MIFF: world citizen

July 9, 2003
Issue 

52nd Melbourne International Film Festival
July 23 to August 10
Forum Theatre, cnr Flinders and Russell streets
Single ticket sales open July 11
<http://www.melbournefilmfestival.com.au>

PREVIEW BY ANNE O'CASEY

More than 400 films born of a myriad of cinema cultures will be screened at this year's Melbourne International Film Festival (MIFF) under the banner "world citizen". Films from Iran, Russia, Japan, South Korea, Brazil, Israel, India and Hong Kong stand alongside European, Australian and North American offerings.

The festival will welcome more than 200 international and Australian filmmakers to Melbourne, including one of the world's greatest living filmmakers, Iranian Abbas Kiarostami. The program will be structured around a number of series including "international panorama", "Australian showcase", "regional focus" and documentaries.

Among the 37 documentaries at MIFF is the 2003 Oscar-nominated Spellbound by Jeffrey Blitz, which follows eight teenagers and their quest to win the 1999 American National Spelling Bee. Bus 174 by Jose Padilha, is about a Brazilian bus hijacking which turned into an OJ Simpson-style TV broadcast watched live by 35 million people.

None Without Sin: Arthur Miller, Elia Kazan and the Hollywood Blacklist by Michael Epstein, raises the lid on filmmaker Elia Kazan during one of the darkest and most turbulent periods of American history. There are three films by the award-winning Frederick Wiseman: Domestic Violence returns with its equally powerful sequel Domestic Violence 2. He also directs French actress Catherine Samie in the dramatic recreation of a Russian Jewish doctor's final letter in 1941. Jochen Hick's Talk Straight: The World of Rural Queers, Teddy Award winner for best documentary at the 2003 Berlin Film Festival, is a bitterly comical portrait of rural German gay men.

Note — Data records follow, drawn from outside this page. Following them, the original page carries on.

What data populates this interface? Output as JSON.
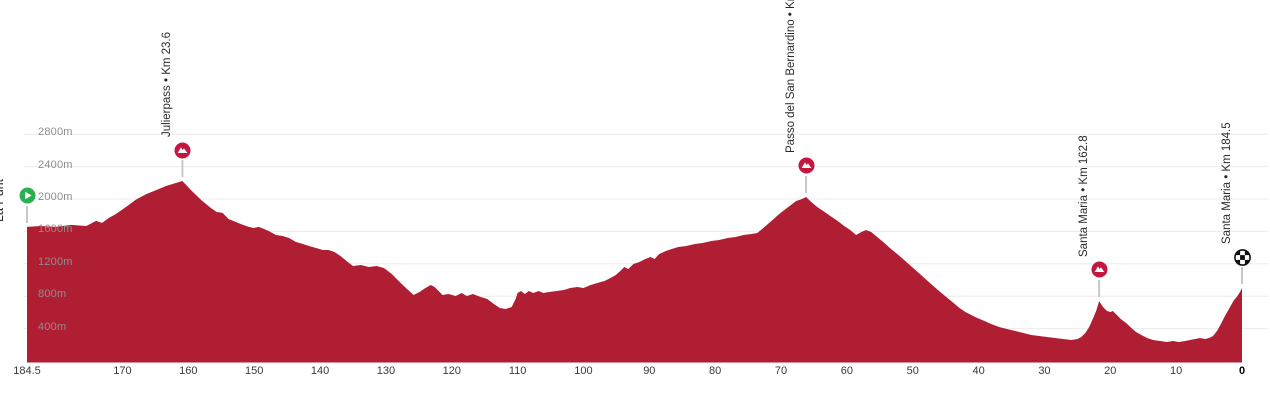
{
  "chart_data": {
    "type": "area",
    "title": "",
    "xlabel": "",
    "ylabel": "",
    "x_axis": {
      "unit": "km",
      "direction": "km_remaining_right_to_zero",
      "total_km": 184.5,
      "tick_values": [
        184.5,
        170,
        160,
        150,
        140,
        130,
        120,
        110,
        100,
        90,
        80,
        70,
        60,
        50,
        40,
        30,
        20,
        10,
        0
      ]
    },
    "y_axis": {
      "unit": "m",
      "min": 0,
      "max_visible": 2800,
      "tick_step": 400,
      "tick_values": [
        400,
        800,
        1200,
        1600,
        2000,
        2400,
        2800
      ],
      "tick_suffix": "m"
    },
    "grid": true,
    "legend": false,
    "markers": [
      {
        "id": "start",
        "label": "La Punt",
        "type": "start",
        "km": 0,
        "elevation_m": 1655
      },
      {
        "id": "julierpass",
        "label": "Julierpass • Km 23.6",
        "type": "summit",
        "km": 23.6,
        "elevation_m": 2222
      },
      {
        "id": "san-bernardino",
        "label": "Passo del San Bernardino • Km",
        "type": "summit",
        "km": 118.3,
        "elevation_m": 2025
      },
      {
        "id": "santa-maria-climb",
        "label": "Santa Maria • Km 162.8",
        "type": "summit",
        "km": 162.8,
        "elevation_m": 741
      },
      {
        "id": "finish",
        "label": "Santa Maria • Km 184.5",
        "type": "finish",
        "km": 184.5,
        "elevation_m": 901
      }
    ],
    "profile_points": [
      [
        0,
        1655
      ],
      [
        2.1,
        1667
      ],
      [
        4.4,
        1655
      ],
      [
        6.7,
        1680
      ],
      [
        9,
        1667
      ],
      [
        10.5,
        1730
      ],
      [
        11.4,
        1705
      ],
      [
        12.4,
        1765
      ],
      [
        13.5,
        1815
      ],
      [
        15,
        1900
      ],
      [
        16.5,
        1990
      ],
      [
        18.1,
        2060
      ],
      [
        19.6,
        2110
      ],
      [
        21.1,
        2160
      ],
      [
        22.6,
        2198
      ],
      [
        23.6,
        2222
      ],
      [
        24.9,
        2110
      ],
      [
        26.4,
        1990
      ],
      [
        27.9,
        1890
      ],
      [
        28.8,
        1840
      ],
      [
        29.7,
        1828
      ],
      [
        30.6,
        1753
      ],
      [
        31.7,
        1716
      ],
      [
        32.8,
        1680
      ],
      [
        33.7,
        1655
      ],
      [
        34.4,
        1642
      ],
      [
        35.2,
        1655
      ],
      [
        36,
        1630
      ],
      [
        36.7,
        1605
      ],
      [
        37.8,
        1556
      ],
      [
        38.8,
        1543
      ],
      [
        39.8,
        1519
      ],
      [
        40.8,
        1470
      ],
      [
        41.9,
        1444
      ],
      [
        42.8,
        1420
      ],
      [
        43.9,
        1395
      ],
      [
        44.9,
        1370
      ],
      [
        45.8,
        1370
      ],
      [
        46.7,
        1346
      ],
      [
        47.6,
        1296
      ],
      [
        48.7,
        1222
      ],
      [
        49.5,
        1173
      ],
      [
        50.7,
        1185
      ],
      [
        51.9,
        1160
      ],
      [
        53.1,
        1173
      ],
      [
        54.2,
        1148
      ],
      [
        55.4,
        1074
      ],
      [
        56.6,
        975
      ],
      [
        57.7,
        889
      ],
      [
        58.7,
        815
      ],
      [
        59.6,
        852
      ],
      [
        60.5,
        901
      ],
      [
        61.3,
        938
      ],
      [
        61.9,
        914
      ],
      [
        62.5,
        864
      ],
      [
        63.1,
        815
      ],
      [
        64,
        827
      ],
      [
        65.1,
        802
      ],
      [
        66,
        840
      ],
      [
        66.8,
        802
      ],
      [
        67.7,
        827
      ],
      [
        68.9,
        790
      ],
      [
        69.9,
        765
      ],
      [
        70.9,
        704
      ],
      [
        71.8,
        654
      ],
      [
        72.7,
        642
      ],
      [
        73.6,
        667
      ],
      [
        74.2,
        765
      ],
      [
        74.5,
        840
      ],
      [
        75,
        864
      ],
      [
        75.6,
        827
      ],
      [
        76.2,
        864
      ],
      [
        76.9,
        840
      ],
      [
        77.7,
        864
      ],
      [
        78.4,
        840
      ],
      [
        79.3,
        852
      ],
      [
        80.4,
        864
      ],
      [
        81.5,
        877
      ],
      [
        82.5,
        901
      ],
      [
        83.6,
        914
      ],
      [
        84.5,
        901
      ],
      [
        85.6,
        938
      ],
      [
        86.6,
        963
      ],
      [
        87.7,
        988
      ],
      [
        88.6,
        1025
      ],
      [
        89.4,
        1062
      ],
      [
        90.1,
        1111
      ],
      [
        90.7,
        1160
      ],
      [
        91.3,
        1136
      ],
      [
        92.1,
        1198
      ],
      [
        93,
        1222
      ],
      [
        93.9,
        1259
      ],
      [
        94.7,
        1284
      ],
      [
        95.3,
        1259
      ],
      [
        96,
        1321
      ],
      [
        97,
        1358
      ],
      [
        97.9,
        1383
      ],
      [
        98.9,
        1407
      ],
      [
        100.1,
        1420
      ],
      [
        101.4,
        1444
      ],
      [
        102.6,
        1457
      ],
      [
        103.9,
        1481
      ],
      [
        105.1,
        1494
      ],
      [
        106.4,
        1519
      ],
      [
        107.6,
        1531
      ],
      [
        108.8,
        1556
      ],
      [
        110,
        1568
      ],
      [
        110.9,
        1580
      ],
      [
        112,
        1655
      ],
      [
        113.2,
        1741
      ],
      [
        114.4,
        1827
      ],
      [
        115.6,
        1901
      ],
      [
        116.8,
        1975
      ],
      [
        117.7,
        2000
      ],
      [
        118.3,
        2025
      ],
      [
        119.1,
        1963
      ],
      [
        120,
        1901
      ],
      [
        120.9,
        1852
      ],
      [
        122,
        1790
      ],
      [
        123.1,
        1728
      ],
      [
        124.1,
        1667
      ],
      [
        125,
        1617
      ],
      [
        125.9,
        1556
      ],
      [
        126.7,
        1593
      ],
      [
        127.4,
        1617
      ],
      [
        128.2,
        1593
      ],
      [
        129.1,
        1531
      ],
      [
        130.2,
        1457
      ],
      [
        131.2,
        1383
      ],
      [
        132.5,
        1296
      ],
      [
        133.7,
        1210
      ],
      [
        134.9,
        1123
      ],
      [
        136.1,
        1037
      ],
      [
        137.3,
        950
      ],
      [
        138.5,
        864
      ],
      [
        139.6,
        790
      ],
      [
        140.7,
        716
      ],
      [
        141.6,
        654
      ],
      [
        142.5,
        605
      ],
      [
        143.4,
        568
      ],
      [
        144.3,
        531
      ],
      [
        145.4,
        494
      ],
      [
        146.4,
        457
      ],
      [
        147.6,
        420
      ],
      [
        148.8,
        395
      ],
      [
        150.1,
        370
      ],
      [
        151.3,
        346
      ],
      [
        152.5,
        321
      ],
      [
        153.7,
        309
      ],
      [
        154.9,
        296
      ],
      [
        156.1,
        284
      ],
      [
        157.3,
        272
      ],
      [
        158.6,
        259
      ],
      [
        159.5,
        272
      ],
      [
        160.1,
        296
      ],
      [
        160.7,
        346
      ],
      [
        161.3,
        420
      ],
      [
        161.9,
        531
      ],
      [
        162.4,
        630
      ],
      [
        162.8,
        741
      ],
      [
        163.4,
        667
      ],
      [
        164,
        617
      ],
      [
        164.5,
        605
      ],
      [
        164.9,
        617
      ],
      [
        165.5,
        568
      ],
      [
        166.1,
        519
      ],
      [
        166.9,
        469
      ],
      [
        167.7,
        407
      ],
      [
        168.4,
        358
      ],
      [
        169.2,
        321
      ],
      [
        170.1,
        284
      ],
      [
        171,
        259
      ],
      [
        172.1,
        247
      ],
      [
        173.1,
        235
      ],
      [
        174,
        247
      ],
      [
        174.9,
        235
      ],
      [
        175.9,
        247
      ],
      [
        176.6,
        259
      ],
      [
        177.4,
        272
      ],
      [
        178.1,
        284
      ],
      [
        178.9,
        272
      ],
      [
        179.5,
        284
      ],
      [
        180.1,
        309
      ],
      [
        180.7,
        370
      ],
      [
        181.3,
        457
      ],
      [
        181.9,
        556
      ],
      [
        182.6,
        654
      ],
      [
        183.2,
        741
      ],
      [
        183.8,
        802
      ],
      [
        184.2,
        852
      ],
      [
        184.5,
        901
      ]
    ],
    "colors": {
      "profile_fill": "#b01e33",
      "summit_icon": "#c41740",
      "start_icon": "#2eae52",
      "finish_icon": "#111111",
      "stem_line": "#c8c8c8",
      "gridline": "#ececec",
      "y_tick_text": "#8d8d8d",
      "x_tick_text": "#3a3a3a",
      "marker_text": "#2b2b2b",
      "background": "#ffffff"
    }
  }
}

The Game of Their Lives by Daniel Gordon remembers the year the North Korean team caused one of the biggest upsets in soccer history when they made it to the final round of the 1966 World Cup. The Other Final by Johan Kramer celebrates the losers of the 2002 World Cup, the Bhutan and Montserrat teams, ranked 202 and 203 respectively.

The Afghan Alphabet (Alef-bay-e Afghan) is the new documentary by Iranian director Mohsen Makhmalbaf. His feature films have long followed the Iranian tradition of blurring the line between fact and fiction. His 2001 film, Kandahar, documented one woman's journey through war-ravaged Afghanistan. For his latest work, Makhmalbaf has stripped away artifice and produced a short feature documentary following the trails of Afghan refugee children who live in villages on the border between Iran and Afghanistan.

Shot under extreme conditions, during the US government's bombardment of the area, Makhmalbaf examines the effect on the children's schooling. Using a digital camera, he captures a number of unexpected moments: school classes that are improvised in the open air for children starved of knowledge, but denied "official" learning because they do not have the correct paperwork; a group of young girls studying in a UNICEF class, where the director focuses on one particular girl who, although no longer under Taliban rule, refuses to remove her burqa for fear of reprisals.

De Guerres Lasses is a documentary by Laurent Becue-Renard and tells the story of three young village women, Sedina, Jasmina and Senada. During the war in Bosnia in the mid-1990s, their world fell apart. Their husbands disappeared, along with dozens of men from their families. Their houses, land, villages and country were all swept away. In August 1998, they moved into a halfway house in Tuzla, Bosnia, where they undertook a year-long psychotherapeutic program, engaging in the vital process of rebuilding their lives and regaining control of their fates.

Chantal Akerman's new documentary, From the other side (De l'autre cote), focuses on the plight of Mexican workers and their attempts to cross the US border and forge a better life. Akerman sets the story in the twin towns of Agua Prieta, Mexico and Douglas, Arizona, USA.

In Agua Prieta, she interviews those inhabitants whose desire to improve their lot in life requires them to risk their lives by crossing an unforgiving desert. In Douglas, the residents, both the police and ordinary citizens alike, express concern that the illegal immigrants pose a terrorist and health threat — ranchers even willingly turn a blind eye to the law and shoot Mexican trespassers.

The full program of the festival will be available from July 11 on the MIFF web site and in Melbourne's Age.